La Cour de justice de l’Union européenne, dans son arrêt du 20 juin 2013, précise les conditions d’octroi de l’exonération des droits antidumping définitifs.
Un opérateur économique établi en Estonie a acquis du nitrate d’ammonium originaire de Russie en utilisant les services d’un intermédiaire situé dans le même pays.
L’acquéreur final a souscrit des déclarations douanières en se désignant comme destinataire des marchandises afin de se prévaloir d’une dispense de taxes à l’importation.
L’administration fiscale a refusé l’exonération et a émis deux avis d’imposition après avoir constaté que le déclarant n’était pas le premier client indépendant du fabricant.
Le tribunal administratif de Tartu a rejeté la contestation le 25 avril 2011, décision frappée d’appel devant la cour d’appel de Tartu le 25 mai 2011.
Le juge de renvoi interroge la Cour sur la notion de premier client indépendant et sur la validité du refus d’invalidation des déclarations douanières erronées.
La juridiction européenne affirme que le recours à un intermédiaire exclut l’exonération et que le principe d’irrévocabilité des déclarations s’oppose à leur rectification ultérieure.
I. L’interprétation stricte de la condition tenant au premier acheteur indépendant
A. L’exigence impérative d’un lien de facturation direct
La Cour énonce que les dispositions prévoyant une exonération des droits antidumping constituent une exception devant faire l’objet d’une interprétation strictement encadrée par le juge.
Elle souligne que « les marchandises importées doivent être fabriquées, expédiées et facturées directement par les sociétés exportatrices au premier client indépendant dans l’Union ».
L’adverbe désignant la vente sans intermédiaire impose « un lien étroit » entre la société de fabrication et l’acheteur identifié lors de l’entrée sur le territoire.

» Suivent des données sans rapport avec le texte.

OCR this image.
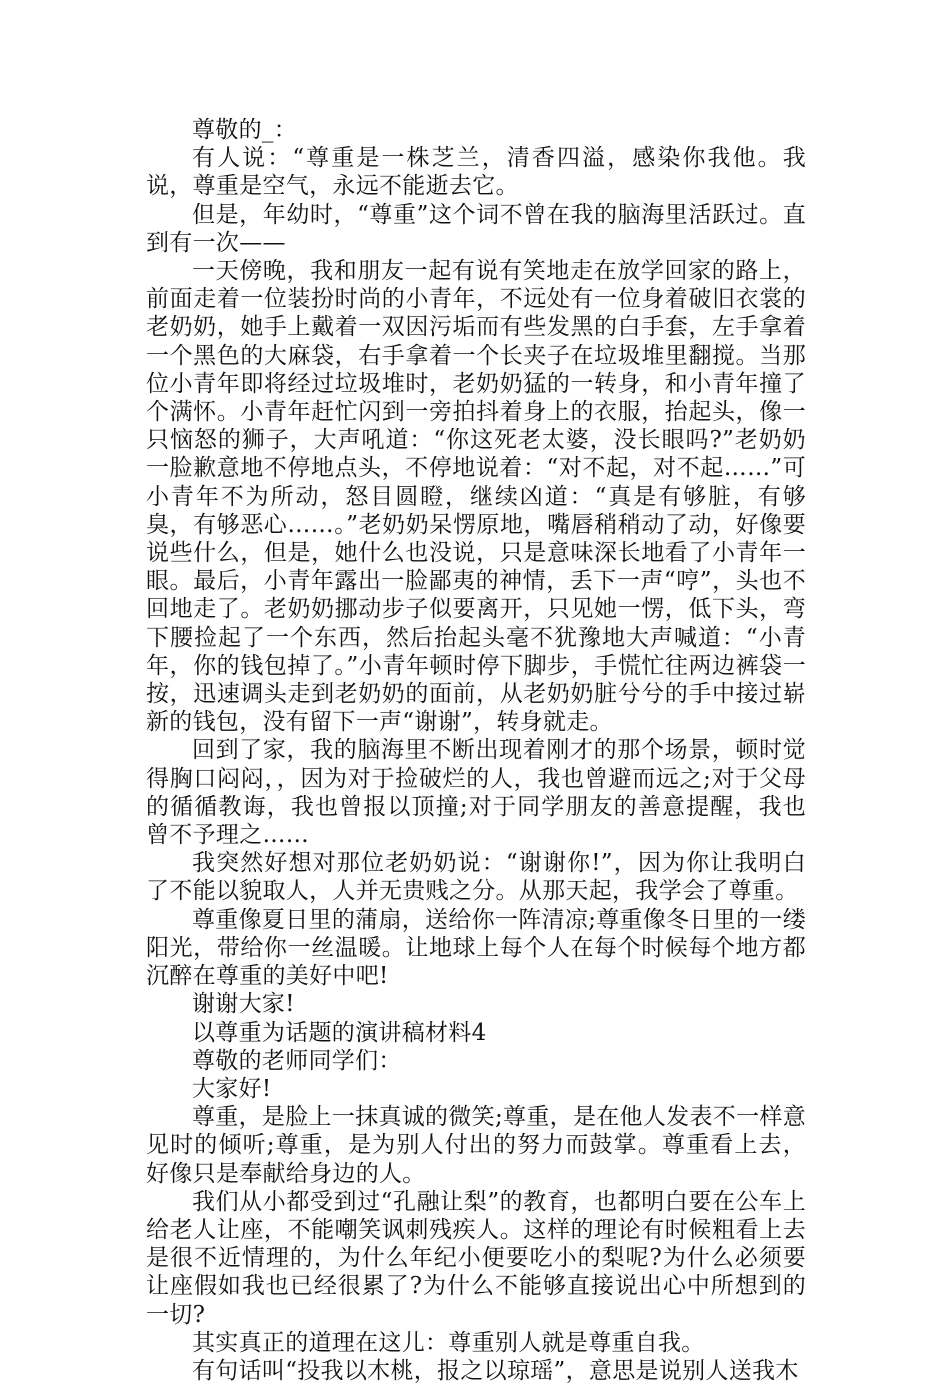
尊敬的_：

有人说：“尊重是一株芝兰，清香四溢，感染你我他。我说，尊重是空气，永远不能逝去它。

但是，年幼时，“尊重”这个词不曾在我的脑海里活跃过。直到有一次——

一天傍晚，我和朋友一起有说有笑地走在放学回家的路上，前面走着一位装扮时尚的小青年，不远处有一位身着破旧衣裳的老奶奶，她手上戴着一双因污垢而有些发黑的白手套，左手拿着一个黑色的大麻袋，右手拿着一个长夹子在垃圾堆里翻搅。当那位小青年即将经过垃圾堆时，老奶奶猛的一转身，和小青年撞了个满怀。小青年赶忙闪到一旁拍抖着身上的衣服，抬起头，像一只恼怒的狮子，大声吼道：“你这死老太婆，没长眼吗?”老奶奶一脸歉意地不停地点头，不停地说着：“对不起，对不起……”可小青年不为所动，怒目圆瞪，继续凶道：“真是有够脏，有够臭，有够恶心……。”老奶奶呆愣原地，嘴唇稍稍动了动，好像要说些什么，但是，她什么也没说，只是意味深长地看了小青年一眼。最后，小青年露出一脸鄙夷的神情，丢下一声“哼”，头也不回地走了。老奶奶挪动步子似要离开，只见她一愣，低下头，弯下腰捡起了一个东西，然后抬起头毫不犹豫地大声喊道：“小青年，你的钱包掉了。”小青年顿时停下脚步，手慌忙往两边裤袋一按，迅速调头走到老奶奶的面前，从老奶奶脏兮兮的手中接过崭新的钱包，没有留下一声“谢谢”，转身就走。

回到了家，我的脑海里不断出现着刚才的那个场景，顿时觉得胸口闷闷，，因为对于捡破烂的人，我也曾避而远之;对于父母的循循教诲，我也曾报以顶撞;对于同学朋友的善意提醒，我也曾不予理之……

我突然好想对那位老奶奶说：“谢谢你!”，因为你让我明白了不能以貌取人，人并无贵贱之分。从那天起，我学会了尊重。

尊重像夏日里的蒲扇，送给你一阵清凉;尊重像冬日里的一缕阳光，带给你一丝温暖。让地球上每个人在每个时候每个地方都沉醉在尊重的美好中吧!

谢谢大家!

以尊重为话题的演讲稿材料4

尊敬的老师同学们：

大家好!

尊重，是脸上一抹真诚的微笑;尊重，是在他人发表不一样意见时的倾听;尊重，是为别人付出的努力而鼓掌。尊重看上去，好像只是奉献给身边的人。

我们从小都受到过“孔融让梨”的教育，也都明白要在公车上给老人让座，不能嘲笑讽刺残疾人。这样的理论有时候粗看上去是很不近情理的，为什么年纪小便要吃小的梨呢?为什么必须要让座假如我也已经很累了?为什么不能够直接说出心中所想到的一切?

其实真正的道理在这儿：尊重别人就是尊重自我。

有句话叫“投我以木桃，报之以琼瑶”，意思是说别人送我木
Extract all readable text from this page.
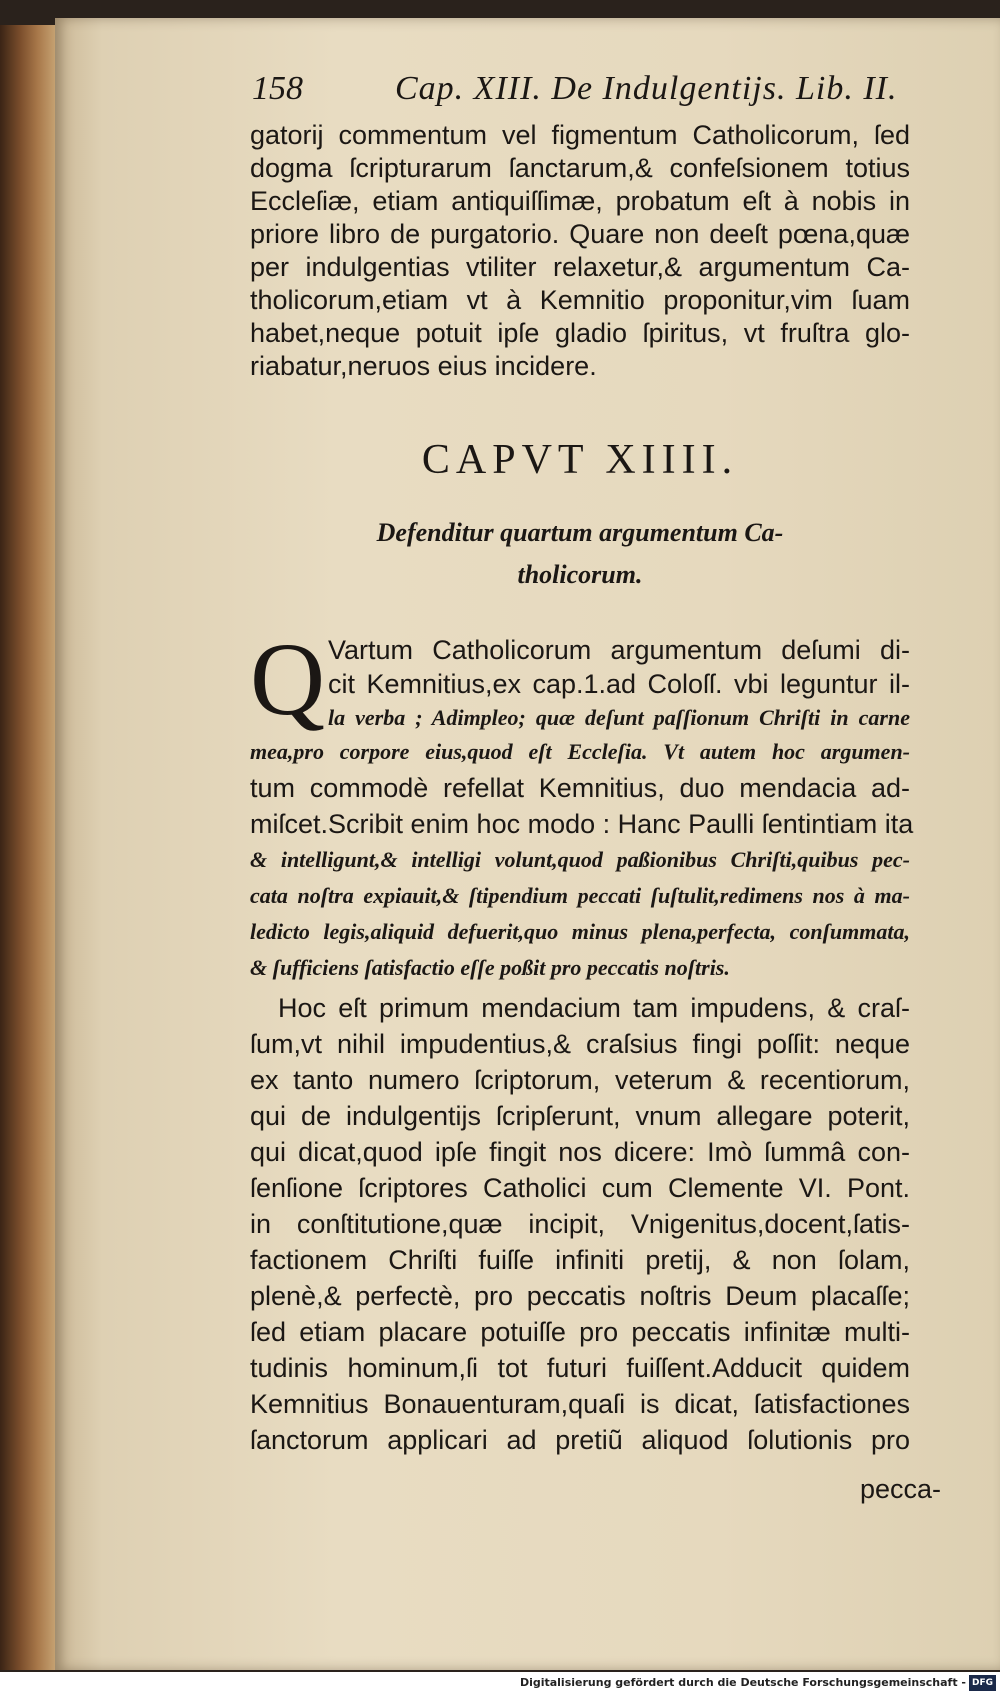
158	Cap. XIII. De Indulgentijs. Lib. II.
gatorij commentum vel figmentum Catholicorum, ſed
dogma ſcripturarum ſanctarum,& confeſsionem totius
Eccleſiæ, etiam antiquiſſimæ, probatum eſt à nobis in
priore libro de purgatorio. Quare non deeſt pœna,quæ
per indulgentias vtiliter relaxetur,& argumentum Ca-
tholicorum,etiam vt à Kemnitio proponitur,vim ſuam
habet,neque potuit ipſe gladio ſpiritus, vt fruſtra glo-
riabatur,neruos eius incidere.
CAPVT XIIII.
Defenditur quartum argumentum Ca-
tholicorum.
Q Vartum Catholicorum argumentum deſumi di-
cit Kemnitius,ex cap.1.ad Coloſſ. vbi leguntur il-
la verba ; Adimpleo; quæ deſunt paſſionum Chriſti in carne
mea,pro corpore eius,quod eſt Eccleſia. Vt autem hoc argumen-
tum commodè refellat Kemnitius, duo mendacia ad-
miſcet.Scribit enim hoc modo : Hanc Paulli ſentintiam ita
& intelligunt,& intelligi volunt,quod paßionibus Chriſti,quibus pec-
cata noſtra expiauit,& ſtipendium peccati ſuſtulit,redimens nos à ma-
ledicto legis,aliquid defuerit,quo minus plena,perfecta, conſummata,
& ſufficiens ſatisfactio eſſe poßit pro peccatis noſtris.
Hoc eſt primum mendacium tam impudens, & craſ-
ſum,vt nihil impudentius,& craſsius fingi poſſit: neque
ex tanto numero ſcriptorum, veterum & recentiorum,
qui de indulgentijs ſcripſerunt, vnum allegare poterit,
qui dicat,quod ipſe fingit nos dicere: Imò ſummâ con-
ſenſione ſcriptores Catholici cum Clemente VI. Pont.
in conſtitutione,quæ incipit, Vnigenitus,docent,ſatis-
factionem Chriſti fuiſſe infiniti pretij, & non ſolam,
plenè,& perfectè, pro peccatis noſtris Deum placaſſe;
ſed etiam placare potuiſſe pro peccatis infinitæ multi-
tudinis hominum,ſi tot futuri fuiſſent.Adducit quidem
Kemnitius Bonauenturam,quaſi is dicat, ſatisfactiones
ſanctorum applicari ad pretiũ aliquod ſolutionis pro
pecca-
Digitalisierung gefördert durch die Deutsche Forschungsgemeinschaft - DFG
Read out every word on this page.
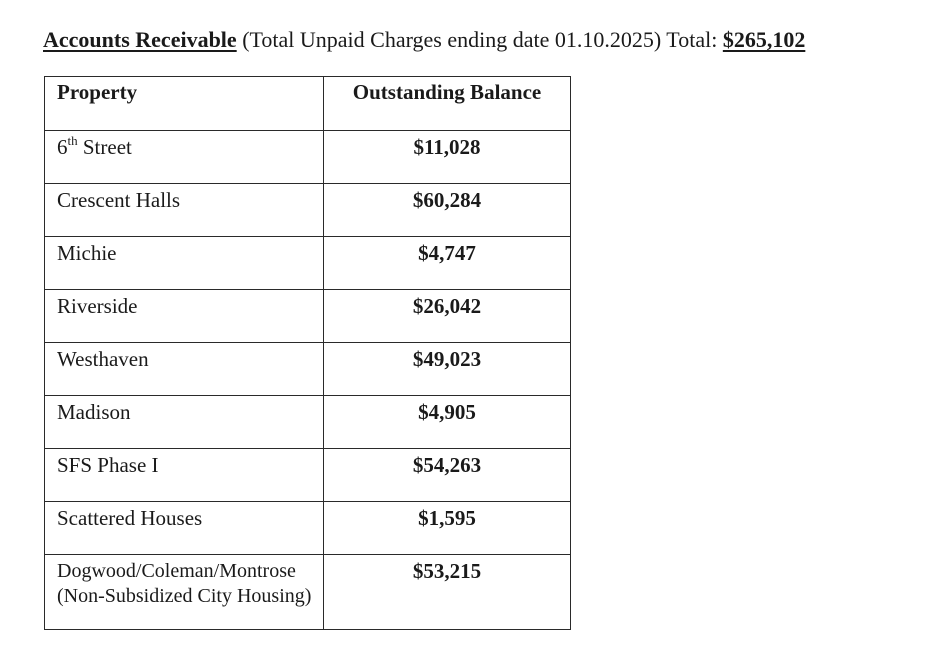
Accounts Receivable (Total Unpaid Charges ending date 01.10.2025) Total: $265,102
Property	Outstanding Balance

6th Street	$11,028

Crescent Halls	$60,284

Michie	$4,747

Riverside	$26,042

Westhaven	$49,023

Madison	$4,905

SFS Phase I	$54,263

Scattered Houses	$1,595

Dogwood/Coleman/Montrose (Non-Subsidized City Housing)	$53,215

L’intervention d’une société tierce dans la chaîne de facturation rompt la continuité exigée par le texte, privant ainsi l’importateur final du bénéfice de la mesure.
B. La justification par la nécessité de contrôle de l’exécution des engagements
Les conditions restrictives de l’article 3 visent à garantir que les autorités puissent s’assurer du respect des engagements de prix pris par les exportateurs de pays tiers.
Ces exigences sont « justifiées par des considérations liées au contrôle […] de l’exécution des engagements souscrits » par les producteurs visés par la procédure de défense commerciale.
L’absence de relation contractuelle directe entre le fabricant et le déclarant fait obstacle à la vérification efficace du prix réellement payé lors de la transaction.
La solution retenue privilégie la protection des ressources propres de l’Union face aux montages commerciaux susceptibles de masquer le prix réel des marchandises importées.
II. Les limites procédurales à l’invalidation des déclarations douanières
A. Le caractère exceptionnel de la modification a posteriori des déclarations
L’invalidation d’une déclaration après la mainlevée des marchandises est strictement limitée aux situations où une erreur manifeste affecte le régime douanier choisi initialement.
Le juge rappelle que « l’obligation de fournir des informations exactes dans une déclaration en douane pèse sur le déclarant » responsable de la véracité des éléments transmis.
La rectification n’est admise que si le montant des droits n’a pas été perçu en raison d’une erreur propre aux services des douanes eux-mêmes.
L’erreur commise par le déclarant lors de la désignation du destinataire ne permet donc pas d’obtenir l’invalidation de l’acte pour contourner un refus d’exonération.
B. La conformité des restrictions au principe d’égalité de traitement
Le refus de rectifier une erreur de désignation ne constitue pas une atteinte au principe d’égalité dès lors que les situations comparées sont juridiquement distinctes.
Une société ayant respecté les conditions de fond « n’est pas dans une situation comparable à une entreprise n’ayant pas respecté ces exigences » réglementaires impératives.
Le droit de l’Union n’impose pas le traitement identique d’opérateurs dont le non-respect des procédures douanières découle de leur propre organisation logistique et contractuelle.
Cette décision consacre la primauté de la sécurité juridique et de la responsabilité individuelle des acteurs économiques dans le cadre de la politique tarifaire commune.